Fampridine improves walking in patients with multiple sclerosis (PwMS). There is however little evidence suggesting it also improves the performance of activities of daily living (ADL). Therefore, we aimed to evaluate the prevalence of ADL improvement after the initial fampridine trial in relation to the improvement of walking. In this prospective study, we included 102 consecutive PwMS who were reffered for an assessment of walking before the initial prescription of fampridine. In addition to the routine 10 meter walk test (10MWT) performed by physiotherapists, the Canadian Occupational Performance Measure (COPM) was performed by occupational therapists. The tests were performed before and immediately after the initial 14 days fampridine trial. Patients were defined as responders on 10MWT if 20% improvement in time was recorded between the two measurements. Similarly we defined responders on COPM if the improvement in scores was 2 or more. Descriptive statistics and Chi 2 test to evaluate the distribution of responders and non-responders on COPM in relation to the responders on 10MWT were performed.

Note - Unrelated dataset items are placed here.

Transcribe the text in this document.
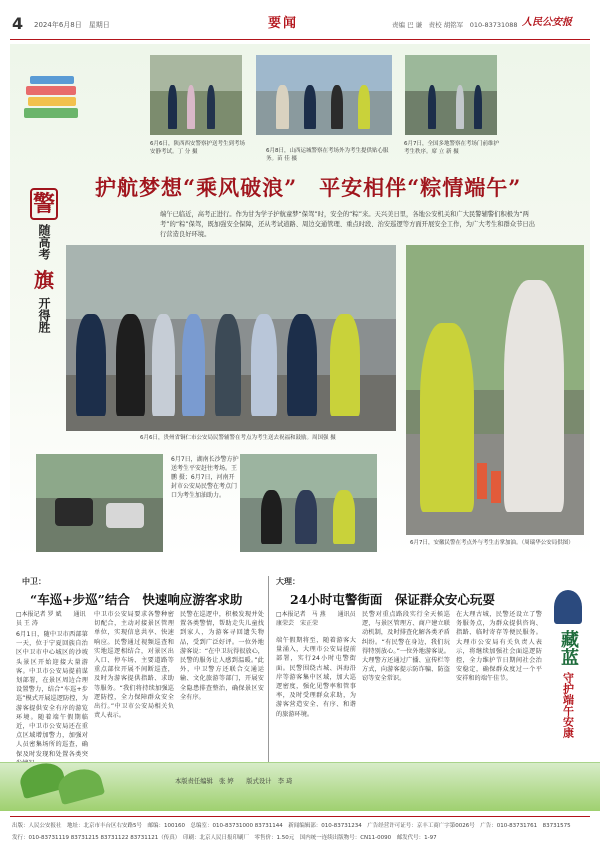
4 2024年6月8日　星期日	要闻	责编 巴 谦　责校 胡铭军　010-83731088 人民公安报
6月6日，陕西西安警察护送考生到考场安静考试。丁 分 摄	6月8日，山西运城警察在考场外为考生提供贴心服务。苗 佳 摄
6月7日，全国多地警察在考场门前维护考生秩序。席 立 新 摄
护航梦想“乘风破浪”　平安相伴“粽情端午”
警
随高考
旗
开得胜
端午已临近，高考正进行。作为甘为学子护航童梦“保驾”时，安全的“粽”来。天兴美日里，各地公安机关和广大民警辅警们积极为“两考”的“粽”保驾，既加强安全保障，还从考试道路、周边交通管理、重点时段、治安巡逻等方面开展安全工作，为广大考生和群众节日出行营造良好环境。
6月6日，贵州省铜仁市公安局民警辅警在考点为考生送去祝福和鼓励。周国强 摄
6月7日，安徽民警在考点外与考生击掌加油。（周瑞华公安局供图）
6月7日，湖南长沙警方护送考生平安赶往考场。王 鹏 摄；6月7日，河南开封市公安局民警在考点门口为考生加油助力。
中卫：
“车巡+步巡”结合　快速响应游客求助
□本报记者 罗 斌　　通讯员 王 涛
6月1日，随中卫市西部第一天，位于宁夏回族自治区中卫市中心城区的沙坡头景区开始迎接大量游客。中卫市公安局提前谋划部署，在景区周边合理设置警力，结合“车巡+步巡”模式开展巡逻防控，为游客提供安全有序的游览环境。随着端午假期临近，中卫市公安局还在重点区域增加警力，加强对人员密集场所的巡查，确保及时发现和处置各类突
中卫市公安局要求各警种密切配合，主动对接景区管理单位，实现信息共享、快速响应。民警通过视频巡查和实地巡逻相结合，对景区出入口、停车场、主要道路等重点部位开展不间断巡查，及时为游客提供指路、求助等服务。“我们将持续加强巡逻防控，全力保障群众安全出行。”中卫市公安局相关负责人表示。
民警在巡逻中，积极发现并处置各类警情，帮助走失儿童找到家人，为游客寻回遗失物品，受到广泛好评。一位外地游客说：“在中卫玩得很放心，民警的服务让人感到温暖。”此外，中卫警方还联合交通运输、文化旅游等部门，开展安全隐患排查整治，确保景区安全有序。
大理：
24小时屯警街面　保证群众安心玩耍
□本报记者　马 燕　　通讯员　康荣芸　宋正荣
端午假期将至，随着游客大量涌入，大理市公安局提前部署，实行24小时屯警街面。民警围绕古城、洱海沿岸等游客集中区域，加大巡逻密度，强化见警率和管事率，及时受理群众求助，为游客营造安全、有序、和谐的旅游环境。
民警对重点路段实行全天候巡逻，与景区管理方、商户建立联动机制，及时排查化解各类矛盾纠纷。“有民警在身边，我们玩得特别放心。”一位外地游客说。大理警方还通过广播、宣传栏等方式，向游客提示防诈骗、防盗窃等安全常识。
在大理古城，民警还设立了警务服务点，为群众提供咨询、指路、临时寄存等便民服务。大理市公安局有关负责人表示，将继续加强社会面巡逻防控，全力维护节日期间社会治安稳定，确保群众度过一个平安祥和的端午佳节。
藏蓝
守护端午安康
本版责任编辑　张 婷　　版式设计　李 琦
出版：人民公安报社　地址：北京市丰台区右安路5号　邮编：100160　总编室：010-83731000 83731144　新闻编辑部：010-83731234　广告经营许可证号：京丰工商广字第0026号　广告：010-83731761　83731575
发行：010-83731119 83731215 83731122 83731121（传真）　印刷：北京人民日报印刷厂　零售价：1.50元　国内统一连续出版物号：CN11-0090　邮发代号：1-97
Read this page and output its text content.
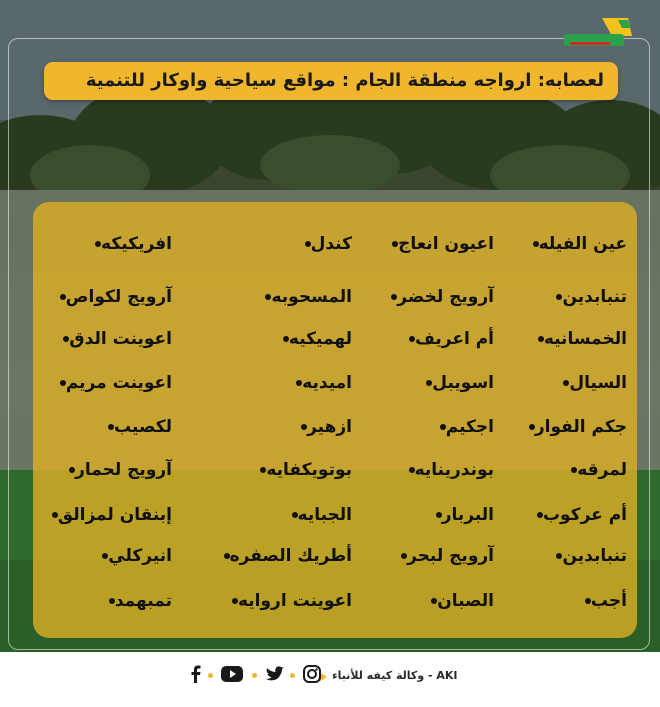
لعصابه: ارواجه منطقة الجام : مواقع سياحية واوكار للتنمية
عين الفيله
تنبابدين
الخمسانيه
السيال
جكم الفوار
لمرقه
أم عركوب
تنبابدين
أجب
اعيون انعاج
آرويج لخضر
أم اعريف
اسويبل
اجكيم
بوندرينايه
البربار
آرويج لبحر
الصبان
كندل
المسحوبه
لهميكيه
اميديه
ازهير
بوتويكفايه
الجبايه
أطريك الصفره
اعوينت اروايه
افريكيكه
آرويج لكواص
اعوينت الدق
اعوينت مريم
لكصيب
آرويج لحمار
إبنقان لمزالق
انيركلي
تمبهمد
AKI - وكالة كيفه للأنباء
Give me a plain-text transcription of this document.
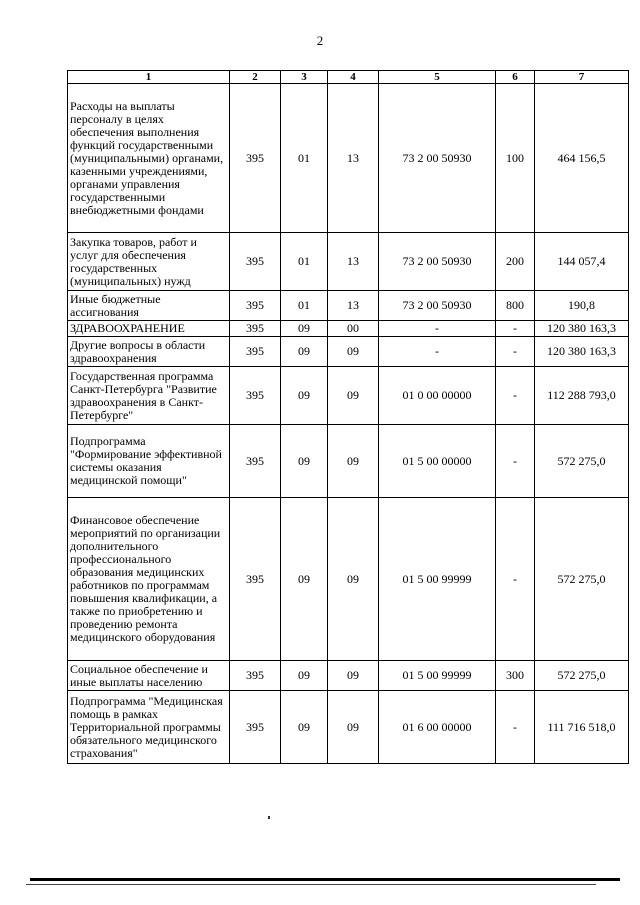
2
1	2	3	4	5	6	7
Расходы на выплаты персоналу в целях обеспечения выполнения функций государственными (муниципальными) органами, казенными учреждениями, органами управления государственными внебюджетными фондами	395	01	13	73 2 00 50930	100	464 156,5
Закупка товаров, работ и услуг для обеспечения государственных (муниципальных) нужд	395	01	13	73 2 00 50930	200	144 057,4
Иные бюджетные ассигнования	395	01	13	73 2 00 50930	800	190,8
ЗДРАВООХРАНЕНИЕ	395	09	00	-	-	120 380 163,3
Другие вопросы в области здравоохранения	395	09	09	-	-	120 380 163,3
Государственная программа Санкт-Петербурга "Развитие здравоохранения в Санкт-Петербурге"	395	09	09	01 0 00 00000	-	112 288 793,0
Подпрограмма "Формирование эффективной системы оказания медицинской помощи"	395	09	09	01 5 00 00000	-	572 275,0
Финансовое обеспечение мероприятий по организации дополнительного профессионального образования медицинских работников по программам повышения квалификации, а также по приобретению и проведению ремонта медицинского оборудования	395	09	09	01 5 00 99999	-	572 275,0
Социальное обеспечение и иные выплаты населению	395	09	09	01 5 00 99999	300	572 275,0
Подпрограмма "Медицинская помощь в рамках Территориальной программы обязательного медицинского страхования"	395	09	09	01 6 00 00000	-	111 716 518,0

In total, 100 PwMS (70 females, 30 males, mean age 51 ± 11 years and EDSS 5.6 ± 1) completed the study. The mean initial 10MWT time was 25.1 ± 42.7, compared to 18.3 ± 37.8 at reassessment, which resulted in 78.4% response rate to fampridine. The average initial COPM performance score was 4.6 ± 1.5 while average reassessment score was 6.1± 1.8 (39.2% response rate). The average initial COPM satisfaction score was 6.1± 1.8 and the average reassessment score was 6.5 ± 1.9 (44.1% response rate). Responders on 10MWT were very likely to improve also in COPM performance (Chi 2 P = 0.01) and satisfaction ( P = 0.01). Not only walking but also meaningful and self-chosen ADL improve in terms of PwMS’ perception and satisfaction (COPM) after fampridine treatment. It is very likely that patients who improve in walking will show significant improvement in ADL.